Highly water-soluble magnetic iron oxide (Fe3O4) nanoparticles for drug delivery: enhanced in vitro therapeutic efficacy of doxorubicin and MION conjugates.

Abstract

We report a simple one step protocol for the preparation of fairly monodisperse and highly water-soluble magnetic iron oxide nanoparticles (MIONs) through a co-precipitation method using a novel multifunctional, biocompatible and water-soluble polymer ligand dodecanethiol-polymethacrylic acid (DDT-PMAA). DDT-PMAA owing to its several intrinsic properties, not only efficiently controls the size of the MIONs but also gives them excellent water solubility, long time stability against aggregation and oxidation, biocompatibility and multifunctional surface rich in thioether and carboxylic acid groups. The molecular weight and concentration of the polymer ligand were optimized to produce ultrasmall (4.6 ± 0.7 nm) MIONs with high magnetization (50 emu g-1). The MIONs obtained with 1.5 mM DDT-PMAA (5330 g mol-1) are highly stable in solution as well as in dry powder form for an extended period of time. These MIONs show a high degree of monodispersity and are superparamagnetic at room temperature.

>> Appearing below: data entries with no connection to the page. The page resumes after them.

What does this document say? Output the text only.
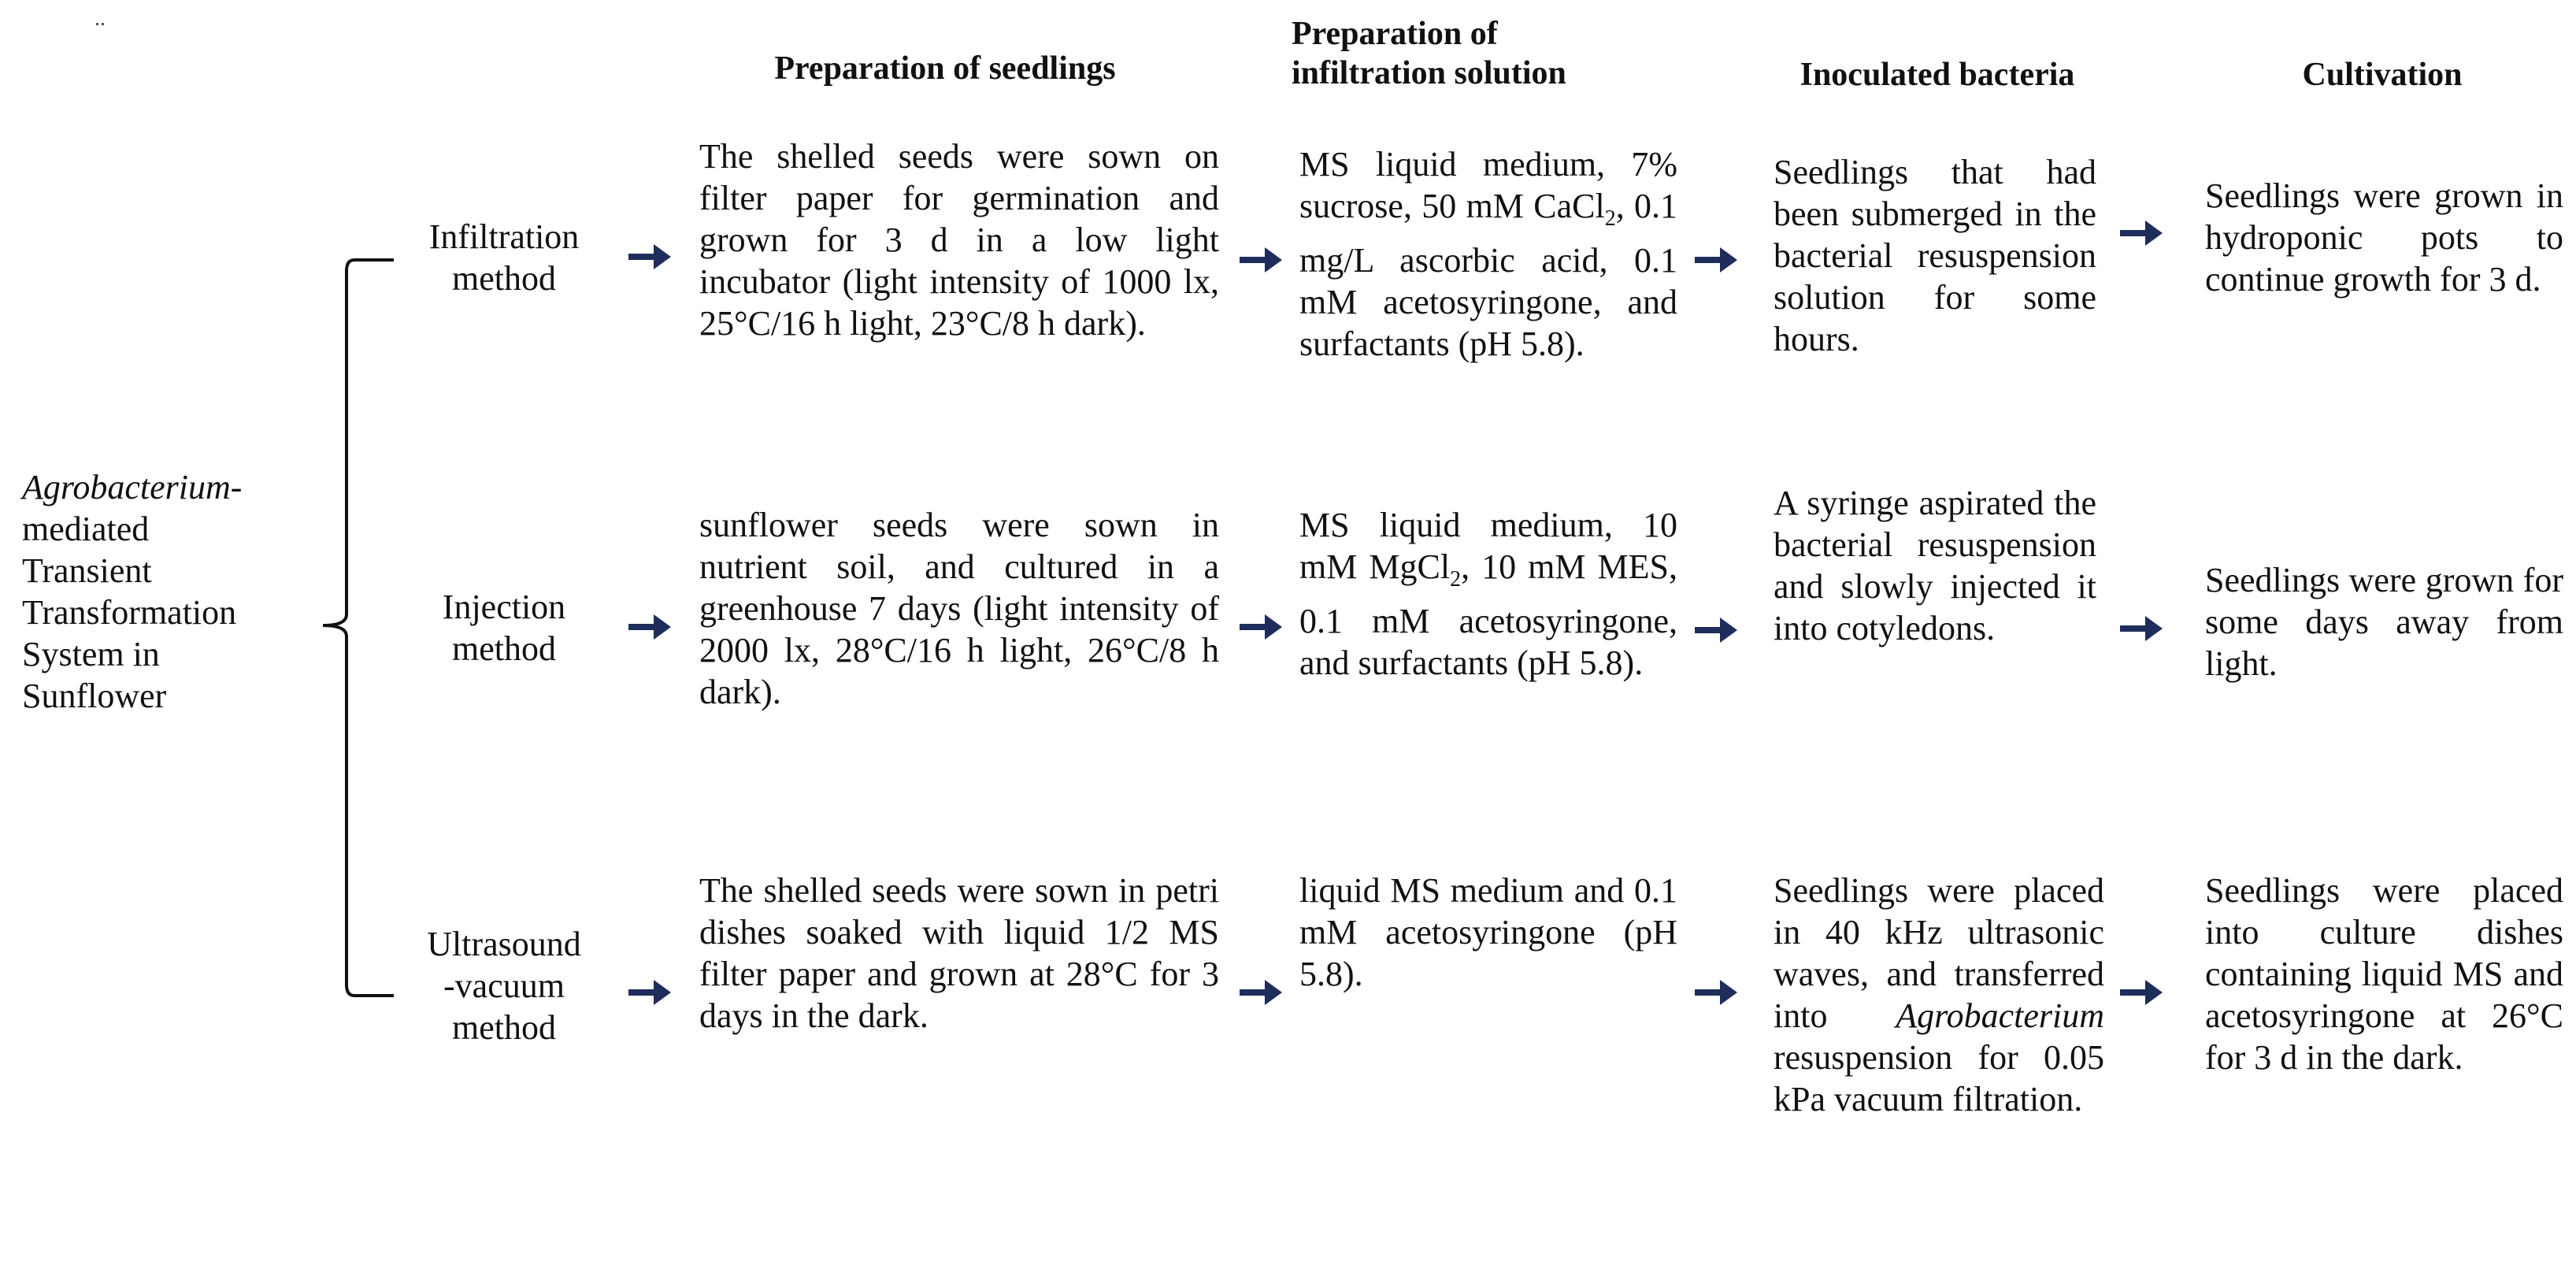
..
Preparation of seedlings
Preparation of
infiltration solution	Inoculated bacteria	Cultivation
Agrobacterium-
mediated
Transient
Transformation
System in
Sunflower
Infiltration
method
The shelled seeds were sown on filter paper for germination and grown for 3 d in a low light incubator (light intensity of 1000 lx, 25°C/16 h light, 23°C/8 h dark).
MS liquid medium, 7% sucrose, 50 mM CaCl$_2$, 0.1 mg/L ascorbic acid, 0.1 mM acetosyringone, and surfactants (pH 5.8).
Seedlings that had been submerged in the bacterial resuspension solution for some hours.
Seedlings were grown in hydroponic pots to continue growth for 3 d.
Injection
method
sunflower seeds were sown in nutrient soil, and cultured in a greenhouse 7 days (light intensity of 2000 lx, 28°C/16 h light, 26°C/8 h dark).
MS liquid medium, 10 mM MgCl$_2$, 10 mM MES, 0.1 mM acetosyringone, and surfactants (pH 5.8).
A syringe aspirated the bacterial resuspension and slowly injected it into cotyledons.
Seedlings were grown for some days away from light.
Ultrasound
-vacuum
method
The shelled seeds were sown in petri dishes soaked with liquid 1/2 MS filter paper and grown at 28°C for 3 days in the dark.
liquid MS medium and 0.1 mM acetosyringone (pH 5.8).
Seedlings were placed in 40 kHz ultrasonic waves, and transferred into Agrobacterium resuspension for 0.05 kPa vacuum filtration.
Seedlings were placed into culture dishes containing liquid MS and acetosyringone at 26°C for 3 d in the dark.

The polymer ligand and MIONs@Polymer were characterized by GPC, 1H NMR, DLS, TEM, FTIR-Raman, XRD, TGA and VSM. In order to demonstrate the bio-applications of these magnetic nanoparticles (NPs), their toxicity was determined by MTT assay and they were found to be non-toxic and biocompatible. Finally, MIONs were conjugated with the anti-cancer drug doxorubicin (DOX) and its efficacy, as a model drug delivery system, was determined using HepG2 cells. The efficiency of the drug-NP conjugates i.e., covalently bound DOX-MIONs and electrostatically loaded DOX/MIONs, was found to be significantly higher than that of the free drug (DOX).